LAMP: Lane-Aligned Motion Primitives for Feasible Trajectory Prediction
Summary
LAMP (Lane-Aligned Motion Primitives) is a new topology-aware forecasting framework designed for autonomous driving systems to improve the safety and reliability of decision-making. Existing motion predictors often fail to ensure that lower-probability multimodal predictions adhere to lane topology, leading to physically and logically infeasible trajectories. LAMP addresses this by anchoring multimodal predictions to structured motion primitives that are aligned with lane topology. It employs a VQ-VAE to learn shape-aware motion primitives as discrete intention queries, capturing complex spatiotemporal patterns. Furthermore, LAMP introduces a feasibility-aware intention selector, trained with a lane-topology prior, to filter out unreachable intention queries. This guides the decoder to prioritize topology-consistent intentions while maintaining behavioral diversity. Experiments on the Argoverse 2 dataset show LAMP achieves prediction accuracy comparable to leading baselines, while significantly outperforming them in feasibility and diversity metrics.
Key takeaway
For autonomous driving system developers focused on motion forecasting, integrating topology-aware frameworks like LAMP is crucial. Your planning systems will benefit from predictions that not only minimize displacement errors but also strictly adhere to lane topology, significantly enhancing the feasibility and diversity of multimodal outputs. This approach improves the reliability of prediction sets, directly contributing to safer decision-making in complex scenarios.
Key insights
LAMP enhances autonomous driving motion forecasting by ensuring predictions adhere to lane topology, improving feasibility and diversity.
Principles
- Anchor multimodal predictions to lane-aligned motion primitives.
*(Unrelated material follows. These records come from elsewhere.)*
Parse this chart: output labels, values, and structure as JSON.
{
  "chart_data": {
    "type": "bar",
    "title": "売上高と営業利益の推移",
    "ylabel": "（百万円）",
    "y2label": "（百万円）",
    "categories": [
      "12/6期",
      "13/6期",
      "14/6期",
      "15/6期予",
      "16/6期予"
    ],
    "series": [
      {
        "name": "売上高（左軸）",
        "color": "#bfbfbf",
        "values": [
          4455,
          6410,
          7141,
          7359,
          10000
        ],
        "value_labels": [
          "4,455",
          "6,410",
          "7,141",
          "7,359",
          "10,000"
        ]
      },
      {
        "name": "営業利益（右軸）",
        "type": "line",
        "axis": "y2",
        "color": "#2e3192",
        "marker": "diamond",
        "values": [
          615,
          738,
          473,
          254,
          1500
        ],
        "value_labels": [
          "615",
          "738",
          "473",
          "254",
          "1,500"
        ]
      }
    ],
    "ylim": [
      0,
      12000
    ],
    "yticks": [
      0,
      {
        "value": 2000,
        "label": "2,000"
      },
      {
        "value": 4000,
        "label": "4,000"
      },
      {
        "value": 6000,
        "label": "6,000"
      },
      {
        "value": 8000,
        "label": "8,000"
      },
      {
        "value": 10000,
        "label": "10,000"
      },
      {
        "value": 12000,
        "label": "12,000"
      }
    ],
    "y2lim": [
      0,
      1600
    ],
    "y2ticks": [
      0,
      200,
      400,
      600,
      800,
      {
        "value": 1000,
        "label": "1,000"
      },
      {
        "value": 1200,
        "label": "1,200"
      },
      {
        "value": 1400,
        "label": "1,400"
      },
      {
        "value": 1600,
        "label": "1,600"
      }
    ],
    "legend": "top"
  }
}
- Use VQ-VAE for learning shape-aware motion primitives.
- Filter intentions with a feasibility-aware selector and lane-topology prior.
Method
LAMP uses a VQ-VAE to learn shape-aware motion primitives as discrete intention queries. A feasibility-aware intention selector, trained with a lane-topology prior, filters unreachable queries, guiding the decoder for topology-consistent predictions while preserving diversity.
In practice
- Enhance safety in autonomous driving planning.
- Improve reliability of prediction sets.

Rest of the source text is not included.